Seconds after the bell rang for round one, Whyte, applying the aforementioned differences, pumped his jab in Povetkin’s face. A glancing blow caused Povetkin to stagger like a two hundred-and twenty-five-pound Russian ballerina on cracked ice. He hardly looked interested. Whyte landed a big right that logically should have bothered Povetkin. It did not.
In round two, Whyte went back to jabbing. He likely could have done that all night, Think the Anthony Joshua – Andy Ruiz rematch. Jab, jab, jab. To his own detriment at times, Whyte likes to mix it up. A solid right connected. Povetkin continued to teeter, but did fight back with a few hooks and a right hand.

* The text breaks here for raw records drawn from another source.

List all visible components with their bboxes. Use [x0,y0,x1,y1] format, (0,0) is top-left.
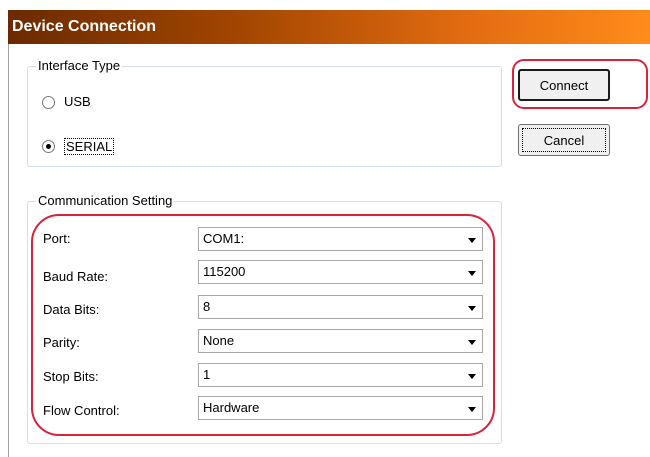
parity-label: Parity: [43,335,80,350]
baud-rate-value: 115200 [203,264,246,279]
radio-serial-circle[interactable] [42,140,55,153]
communication-setting-label: Communication Setting [36,193,175,208]
baud-rate-label: Baud Rate: [43,269,109,284]
interface-type-group: Interface Type USB SERIAL [27,58,502,167]
radio-usb-circle[interactable] [42,96,55,109]
dialog-body: Interface Type USB SERIAL Connect Cancel… [8,44,650,457]
radio-serial-label: SERIAL [64,138,115,155]
parity-select[interactable]: None [198,329,483,353]
flow-control-select[interactable]: Hardware [198,396,483,420]
chevron-down-icon[interactable] [468,271,476,276]
chevron-down-icon[interactable] [468,340,476,345]
radio-usb-label: USB [64,94,91,109]
connect-button-label: Connect [539,77,589,93]
data-bits-value: 8 [203,299,211,314]
interface-type-label: Interface Type [36,58,123,73]
flow-control-value: Hardware [203,400,260,415]
data-bits-label: Data Bits: [43,302,100,317]
port-value: COM1: [203,231,245,246]
cancel-button[interactable]: Cancel [518,124,610,156]
port-select[interactable]: COM1: [198,227,483,251]
port-label: Port: [43,231,71,246]
chevron-down-icon[interactable] [468,407,476,412]
window-title: Device Connection [12,18,157,35]
chevron-down-icon[interactable] [468,238,476,243]
connect-button[interactable]: Connect [518,69,610,101]
baud-rate-select[interactable]: 115200 [198,260,483,284]
stop-bits-label: Stop Bits: [43,369,99,384]
stop-bits-select[interactable]: 1 [198,363,483,387]
chevron-down-icon[interactable] [468,306,476,311]
chevron-down-icon[interactable] [468,374,476,379]
stop-bits-value: 1 [203,367,211,382]
title-bar: Device Connection [8,10,650,44]
parity-value: None [203,333,235,348]
cancel-button-label: Cancel [543,132,585,148]
flow-control-label: Flow Control: [43,403,120,418]
data-bits-select[interactable]: 8 [198,295,483,319]
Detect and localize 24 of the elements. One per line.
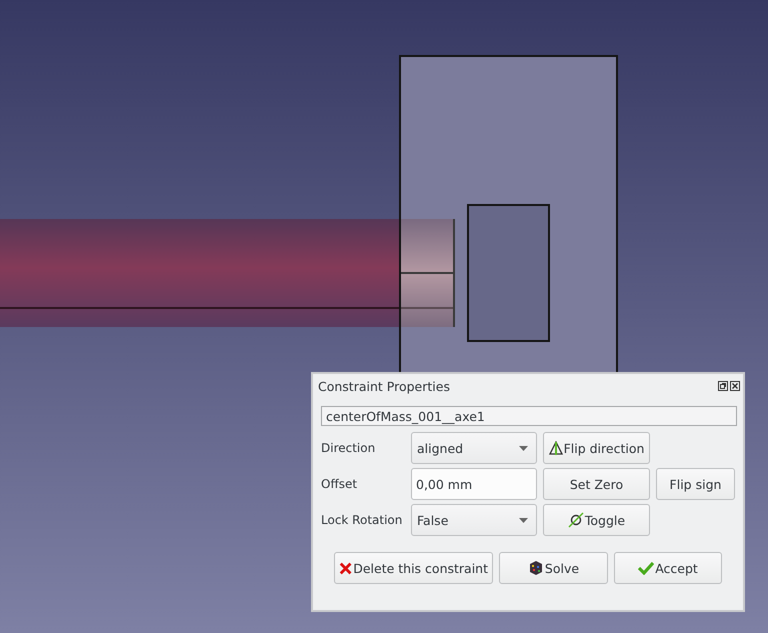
cube-icon (528, 560, 544, 576)
close-icon[interactable] (730, 381, 740, 391)
field-label: Direction (321, 441, 376, 455)
ring-icon (568, 512, 584, 528)
caret-icon (519, 446, 528, 450)
dropdown[interactable]: aligned (411, 432, 537, 464)
check-icon (638, 561, 654, 575)
field-label: Lock Rotation (321, 513, 404, 527)
action-button[interactable]: Flip direction (543, 432, 650, 464)
action-button[interactable]: Toggle (543, 504, 650, 536)
action-button[interactable]: Flip sign (656, 468, 735, 500)
action-button[interactable]: Delete this constraint (334, 552, 493, 584)
caret-icon (519, 518, 528, 522)
panel-title: Constraint Properties (318, 378, 450, 394)
name-field[interactable]: centerOfMass_001__axe1 (321, 406, 737, 426)
float-icon[interactable] (718, 381, 728, 391)
field-label: Offset (321, 477, 358, 491)
action-button[interactable]: Accept (614, 552, 722, 584)
cross-icon (339, 560, 352, 576)
triangle-icon (548, 441, 563, 455)
action-button[interactable]: Set Zero (543, 468, 650, 500)
offset-field[interactable]: 0,00 mm (411, 468, 537, 500)
dropdown[interactable]: False (411, 504, 537, 536)
action-button[interactable]: Solve (499, 552, 608, 584)
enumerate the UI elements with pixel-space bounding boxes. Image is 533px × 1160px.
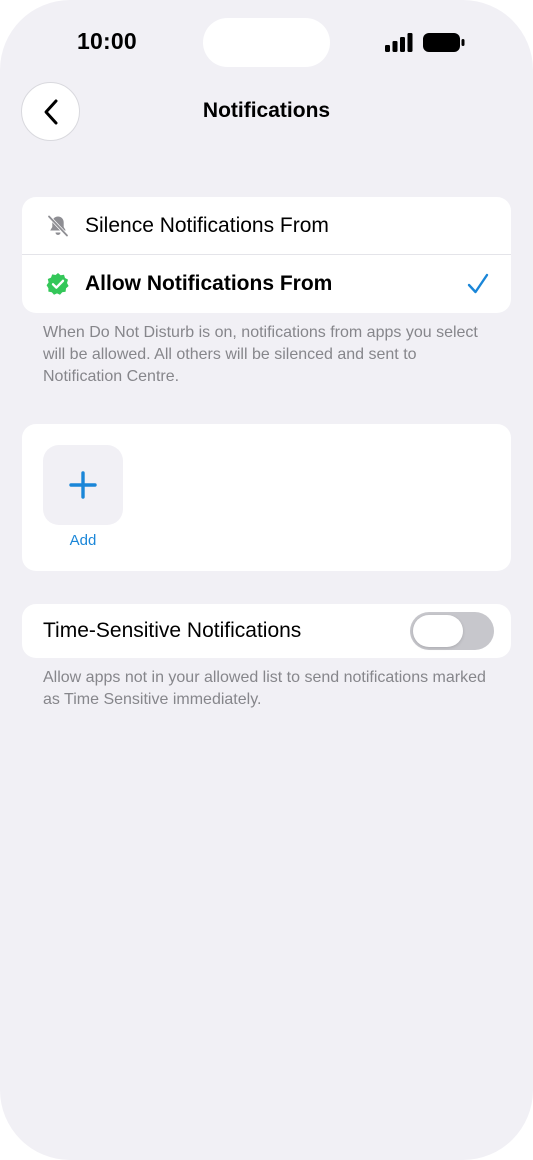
option-silence-notifications[interactable]: Silence Notifications From [22,197,511,255]
battery-icon [423,33,465,52]
option-label: Silence Notifications From [85,214,329,237]
page-title: Notifications [202,99,331,122]
dynamic-island [203,18,330,67]
mode-footnote: When Do Not Disturb is on, notifications… [43,324,478,385]
status-time: 10:00 [77,28,137,54]
option-label: Allow Notifications From [85,272,333,295]
time-sensitive-toggle[interactable] [410,612,494,650]
option-allow-notifications[interactable]: Allow Notifications From [22,255,511,313]
time-sensitive-card: Time-Sensitive Notifications [22,604,511,658]
plus-icon [69,471,97,499]
toggle-knob [413,615,463,647]
verified-badge-icon [46,273,69,295]
add-app-button[interactable] [43,445,123,525]
checkmark-icon [467,273,489,294]
add-app-label[interactable]: Add [43,532,123,549]
mode-selection-card: Silence Notifications From Allow Notific… [22,197,511,313]
time-sensitive-footnote: Allow apps not in your allowed list to s… [43,669,486,708]
signal-icon [385,33,413,52]
time-sensitive-label: Time-Sensitive Notifications [43,619,302,642]
bell-slash-icon [47,215,69,237]
allowed-apps-card: Add [22,424,511,571]
phone-screen: 10:00 Notifications Silence Notification… [0,0,533,1160]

Povetkin was gassed after two rounds. He was fighting like a 41-year-old in search of a new career. He tried to bring some life to his legs by squatting between rounds. No go. His legs weren’t responding. It was like they were saying, “You’ve been to the well once too often, Sasha.”
Whyte was told in his corner to, “Keep your hands close to you.” Excellent advice. Though wobbly, Povetkin was looking to unleash the blow that had put Whyte to sleep in their first fight.
In round four, Povetkin wobbled again. He was an older man teetering on a cliff. Whyte was determined to knock him off it. He took his time. A huge left sent Povetkin down along the ropes. He got up, but was completely out of sorts, staggering like a guy who had one to many. He had. Not booze, but blows.
Referee Victor Laughlin waved the fight off.
Whyte was thrilled with his victory.
“I’m just sad I didn’t get it finished in the first round,” Whyte said. “I shouldn’t have lost the first time. I was annoyed at myself. I made a silly mistake and paid for it. Tonight, I was like ‘yo’, I’m looking to beat some ass tonight.”
Though sloppy at times, Whyte fought well. His changes to the script paid off big time.
Povetkin? Hopefully he goes home and stays there. No more parts for him.